Ältere zahlen mehr für ihre Kfz-Haftpflichtversicherung

Welche Bausteine der Beitragskalkulation sich wie auf die Kosten einer Kfz-Police auswirken, ist und bleibt das Geheimnis der Versicherungsbranche. Hier hat jedes Unternehmen ein eigenes „Rezept“. Dass dabei das Alter des Kunden eine deutlich größere Rolle spielt, als man bislang angenommen hat, belegen Zahlen des Gesamtverbandes der Deutschen Versicherungswirtschaft (GDV).
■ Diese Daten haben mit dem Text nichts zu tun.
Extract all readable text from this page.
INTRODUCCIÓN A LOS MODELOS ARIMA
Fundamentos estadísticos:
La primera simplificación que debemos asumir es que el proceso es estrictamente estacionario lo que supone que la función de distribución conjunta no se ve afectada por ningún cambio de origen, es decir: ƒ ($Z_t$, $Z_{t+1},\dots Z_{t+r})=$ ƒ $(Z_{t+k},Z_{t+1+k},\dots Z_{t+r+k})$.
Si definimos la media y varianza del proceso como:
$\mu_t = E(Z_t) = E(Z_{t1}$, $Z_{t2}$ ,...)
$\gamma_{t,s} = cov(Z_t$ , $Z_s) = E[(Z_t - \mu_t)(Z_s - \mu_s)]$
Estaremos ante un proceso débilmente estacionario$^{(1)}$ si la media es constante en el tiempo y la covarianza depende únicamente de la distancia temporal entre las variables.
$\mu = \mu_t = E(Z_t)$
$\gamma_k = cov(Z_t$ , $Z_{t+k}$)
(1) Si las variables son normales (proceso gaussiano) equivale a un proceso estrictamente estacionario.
Fahrer in den mittleren Lebensjahren sparen

Fahrer in den mittleren Lebensjahren gehören demnach zu den Kunden, die bei ihrer Kfz-Versicherung am meisten sparen. Warum? Weil sie rein statistisch seltener in Unfälle verwickelt sind und demnach auch geringere Kosten verursachen. Oder anders ausgedrückt: Jüngere und vor allem ältere Versicherungsnehmer zeichnen anscheinend öfter für Schäden verantwortlich. Das macht sich dann auch beim Beitrag für die Autoversicherung bemerkbar.

Besonders günstig fahren, so die Statistik des GDV, Verbraucher im Alter zwischen 25 und 67 Jahren. Ihr Versicherungsbeitrag ist in der Regel niedriger als der anderer Verkehrsteilnehmer. Geht man noch weiter ins Detail, so liegt die Ersparnis der Altersklasse von 27 bis 41 Jahren bei immerhin 22 Prozent.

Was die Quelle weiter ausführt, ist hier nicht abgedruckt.